The public broadcaster has been rocked by a series of events this past week that have seen the SABC accused of taking its cues from ‘his master’s voice’, the ANC, and of giving in to political interference by Roy Padayachie, the minister of communications. Media Monitoring Africa (MMA) unpacks the events as they unfolded, and asks what has changed since 2007, when GCEO Dali Mpofu left under a cloud.
The latest events at the SABC see it making the news for all the wrong reasons. The ANC and the Minister of Communications have been accused of politically interfering in the process of appointing the new GCEO. This claim comes in the wake of the resignation of SABC board member Peter Harris and the dismissal of the CFO Robin Nicholson, who had been acting in the position of GCEO since the sacking of Solly Mokoetle last year.
Media Monitoring Africa (MMA) is deeply concerned by the ongoing governance crises at the SABC. The crises seemed to climax in 2007.
However, despite various attempts to bring stability we seem to be little further than where we were some three years ago, in terms of fundamentally addressing corporate governance issues. MMA believes that the appointment of the GCEO should be made by the SABC board alone.
MMA is especially concerned with the manner in which the board, the Minister and the Chairperson of the Parliamentary Portfolio committee have reportedly handled this latest crisis at the SABC.
It defies belief that four years after the leadership crisis involving the then GCEO Dali Mpofu, the Minister and the Board that we have a the public broadcaster, (that is mandated to serve the public’s interest) which has no full time, formally appointed GCEO, CFO or COO. This is a clear sign of a governance crisis at the SABC, and the Board, the Minister and the Chairperson of the Parliamentary Portfolio committee must all shoulder some responsibility for this latest turn of events.
Furthermore, MMA is deeply concerned by the lack of communication on these issues, with ordinary members of the public having little option but to rely on print media for information about what has been happening at the SABC.
The chain of events:
– In august 2008 SOS, supported by key coalition members presented to Parliaments PortfolioCommittee on Communications the urgent need to amend the Broadcasting Act so as to resolvethe then dispute over power of appointments and ensure adherence to principles of good corporate governance in appointments.
– On Friday June 24, 2011, the SABC board chaired by Ngubane resolved that Nicholson’s contract should be extended by six months.
– Nicholson said that he then met with the board and the Minister on two separate meetings where they agreed and concluded the terms of his contract.
– On June 28, 2011 the Minister convened the meeting during in which he amended the articles of association, (this was apparently an Annual General Meeting).
– On June 30, 2011 Nicholson is dismissed, on the same day he serves the SABC with a letter from his lawyers advising of their intent to take the matter further.
– The following day, Friday, July 1, 2011 a board member, Peter Harris, resigns.
– Over the weekend the ANC is quoted in nationla media saying that it was not happy with the SABC Board’s preferred candidate for the GCEO position, as his political background is not clear.

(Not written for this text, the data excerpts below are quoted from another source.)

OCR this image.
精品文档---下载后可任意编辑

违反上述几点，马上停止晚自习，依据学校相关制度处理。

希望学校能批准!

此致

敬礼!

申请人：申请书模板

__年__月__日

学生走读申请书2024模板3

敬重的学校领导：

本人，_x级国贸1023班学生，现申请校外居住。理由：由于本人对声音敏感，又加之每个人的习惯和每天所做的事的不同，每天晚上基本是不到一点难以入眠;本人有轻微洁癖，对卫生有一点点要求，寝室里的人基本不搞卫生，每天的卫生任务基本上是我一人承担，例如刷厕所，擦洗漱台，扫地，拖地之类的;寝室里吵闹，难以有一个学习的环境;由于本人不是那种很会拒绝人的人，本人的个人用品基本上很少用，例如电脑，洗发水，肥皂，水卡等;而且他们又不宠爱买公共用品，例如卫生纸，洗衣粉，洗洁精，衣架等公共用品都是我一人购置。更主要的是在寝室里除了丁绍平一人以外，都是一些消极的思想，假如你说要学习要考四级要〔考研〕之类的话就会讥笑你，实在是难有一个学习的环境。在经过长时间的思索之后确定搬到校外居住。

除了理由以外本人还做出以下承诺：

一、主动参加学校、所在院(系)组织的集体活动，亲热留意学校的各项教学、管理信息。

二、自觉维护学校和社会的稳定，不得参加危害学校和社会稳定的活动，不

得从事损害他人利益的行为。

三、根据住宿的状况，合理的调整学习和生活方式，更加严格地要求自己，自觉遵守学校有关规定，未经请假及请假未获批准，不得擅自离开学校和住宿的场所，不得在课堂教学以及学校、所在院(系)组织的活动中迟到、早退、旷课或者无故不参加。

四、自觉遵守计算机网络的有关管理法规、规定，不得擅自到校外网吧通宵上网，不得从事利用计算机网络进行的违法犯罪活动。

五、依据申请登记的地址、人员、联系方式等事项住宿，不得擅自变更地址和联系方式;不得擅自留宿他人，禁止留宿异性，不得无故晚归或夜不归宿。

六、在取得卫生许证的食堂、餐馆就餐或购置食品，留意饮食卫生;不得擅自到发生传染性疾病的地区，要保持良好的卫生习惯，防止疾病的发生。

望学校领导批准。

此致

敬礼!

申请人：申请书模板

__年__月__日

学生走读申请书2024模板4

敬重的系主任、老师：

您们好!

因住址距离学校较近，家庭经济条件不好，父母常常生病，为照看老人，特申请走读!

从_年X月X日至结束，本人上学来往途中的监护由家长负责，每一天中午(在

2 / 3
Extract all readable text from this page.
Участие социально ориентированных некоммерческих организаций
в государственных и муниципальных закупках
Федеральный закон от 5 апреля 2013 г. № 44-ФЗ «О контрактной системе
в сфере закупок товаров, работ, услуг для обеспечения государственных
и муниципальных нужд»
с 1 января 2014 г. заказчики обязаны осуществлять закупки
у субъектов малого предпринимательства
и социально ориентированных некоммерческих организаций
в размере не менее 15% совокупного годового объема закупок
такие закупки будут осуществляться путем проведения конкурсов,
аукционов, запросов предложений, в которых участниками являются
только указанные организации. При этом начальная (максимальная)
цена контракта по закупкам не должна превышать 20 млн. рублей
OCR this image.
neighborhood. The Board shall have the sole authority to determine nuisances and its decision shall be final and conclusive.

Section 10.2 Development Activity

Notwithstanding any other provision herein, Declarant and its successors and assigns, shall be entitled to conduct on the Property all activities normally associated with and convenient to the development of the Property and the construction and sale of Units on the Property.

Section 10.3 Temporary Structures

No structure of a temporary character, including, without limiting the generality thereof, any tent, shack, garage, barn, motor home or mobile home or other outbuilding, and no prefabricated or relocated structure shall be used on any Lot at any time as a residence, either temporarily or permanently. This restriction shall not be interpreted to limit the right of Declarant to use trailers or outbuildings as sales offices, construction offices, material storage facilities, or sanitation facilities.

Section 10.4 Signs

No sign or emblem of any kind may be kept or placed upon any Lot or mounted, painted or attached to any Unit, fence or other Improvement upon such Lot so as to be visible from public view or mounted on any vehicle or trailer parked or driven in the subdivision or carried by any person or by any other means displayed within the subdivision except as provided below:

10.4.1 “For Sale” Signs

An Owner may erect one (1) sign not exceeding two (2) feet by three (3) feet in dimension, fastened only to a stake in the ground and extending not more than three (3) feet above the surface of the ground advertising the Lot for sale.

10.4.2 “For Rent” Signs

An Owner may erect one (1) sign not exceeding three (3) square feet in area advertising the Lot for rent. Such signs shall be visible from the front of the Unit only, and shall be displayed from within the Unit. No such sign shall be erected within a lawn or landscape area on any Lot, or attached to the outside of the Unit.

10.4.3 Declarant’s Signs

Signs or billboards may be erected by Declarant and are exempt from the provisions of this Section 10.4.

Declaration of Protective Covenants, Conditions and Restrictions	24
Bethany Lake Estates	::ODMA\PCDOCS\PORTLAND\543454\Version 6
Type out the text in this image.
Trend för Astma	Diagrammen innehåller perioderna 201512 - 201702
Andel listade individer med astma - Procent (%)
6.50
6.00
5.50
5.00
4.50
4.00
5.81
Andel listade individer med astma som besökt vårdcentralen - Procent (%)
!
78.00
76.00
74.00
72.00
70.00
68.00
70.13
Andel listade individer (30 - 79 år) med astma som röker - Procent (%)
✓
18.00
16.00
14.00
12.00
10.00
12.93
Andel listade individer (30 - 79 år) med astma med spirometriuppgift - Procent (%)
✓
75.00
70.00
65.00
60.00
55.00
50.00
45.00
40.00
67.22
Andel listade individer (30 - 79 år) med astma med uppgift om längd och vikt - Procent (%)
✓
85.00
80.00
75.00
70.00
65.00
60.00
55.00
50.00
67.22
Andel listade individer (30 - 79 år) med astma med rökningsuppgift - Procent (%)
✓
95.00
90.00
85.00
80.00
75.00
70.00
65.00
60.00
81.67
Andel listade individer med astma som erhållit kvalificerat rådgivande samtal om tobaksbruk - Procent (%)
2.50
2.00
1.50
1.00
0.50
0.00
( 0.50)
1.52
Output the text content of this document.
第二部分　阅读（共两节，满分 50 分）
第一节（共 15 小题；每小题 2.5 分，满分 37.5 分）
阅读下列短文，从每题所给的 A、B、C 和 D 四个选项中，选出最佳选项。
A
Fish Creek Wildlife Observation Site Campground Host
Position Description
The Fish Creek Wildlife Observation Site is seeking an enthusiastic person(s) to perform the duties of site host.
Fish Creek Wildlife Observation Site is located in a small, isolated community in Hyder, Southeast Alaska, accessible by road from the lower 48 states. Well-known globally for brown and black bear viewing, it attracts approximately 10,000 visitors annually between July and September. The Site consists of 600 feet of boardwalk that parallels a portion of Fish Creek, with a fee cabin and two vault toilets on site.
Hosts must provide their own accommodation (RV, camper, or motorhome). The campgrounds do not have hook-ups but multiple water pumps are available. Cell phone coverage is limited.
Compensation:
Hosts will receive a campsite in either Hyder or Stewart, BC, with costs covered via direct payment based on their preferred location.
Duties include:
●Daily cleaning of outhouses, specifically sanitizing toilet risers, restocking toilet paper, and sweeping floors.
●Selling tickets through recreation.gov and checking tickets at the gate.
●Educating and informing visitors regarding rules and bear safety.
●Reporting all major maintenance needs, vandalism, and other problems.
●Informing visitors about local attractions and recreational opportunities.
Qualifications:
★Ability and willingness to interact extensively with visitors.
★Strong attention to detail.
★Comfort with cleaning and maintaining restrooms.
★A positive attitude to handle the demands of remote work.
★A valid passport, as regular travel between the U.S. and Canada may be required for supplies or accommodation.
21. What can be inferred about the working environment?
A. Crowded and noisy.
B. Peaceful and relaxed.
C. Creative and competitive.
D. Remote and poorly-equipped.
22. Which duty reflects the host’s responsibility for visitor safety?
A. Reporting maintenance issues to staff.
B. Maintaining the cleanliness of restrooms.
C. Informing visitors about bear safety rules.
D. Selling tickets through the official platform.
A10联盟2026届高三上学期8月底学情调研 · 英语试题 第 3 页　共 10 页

It is also concerning that the ANC is reported as coming out saying that technically the CV of the preferred candidate by the board looks impressive but the ANC is not sure of his political background.
“We [ANC] do not want to take chances with the position of the GCEO. We do not know about his activism”. (Sunday Independent, July 3, 2011, p 1)
This statement, if accurate, has grave implications not only for the independence of the SABC but also the independence of the whole broadcasting sector. We cannot have a public broadcaster that is held to ransom by a political party. The ANC has since denied any role in the GECO appointment saga. The public is left uncertain, did the media get it wrong?
Speaking on media freedom limitations generally, William Bird, director of MMA has said “that Many African countries do not have media freedom and if South Africa takes action to restrict its media, many Southern African countries are most likely to follow”.
MMA supports SOS Support Broadcasting Coalition’s call on the SABC Board, the Minister and the Chairperson of the Parliamentary Portfolio Committee on Communications to ensure that:
1) The following documents are made available to the public, namely:
– Minutes of Board Meetings (save for confidential commercial information)
– The Memorandum of Association of the SABC; and
– The Articles of Association of the SABC;
2) That no confidentiality agreements are in place regarding Board matters other than in respect of SABC’s proprietary confidential commercial information. In particular we call on these bodies to release Mr Harris’ reasons for resigning into the public domain; and
3) That a permanent appointment of the CEO of the SABC happens as quickly as possible and in accordance with due process.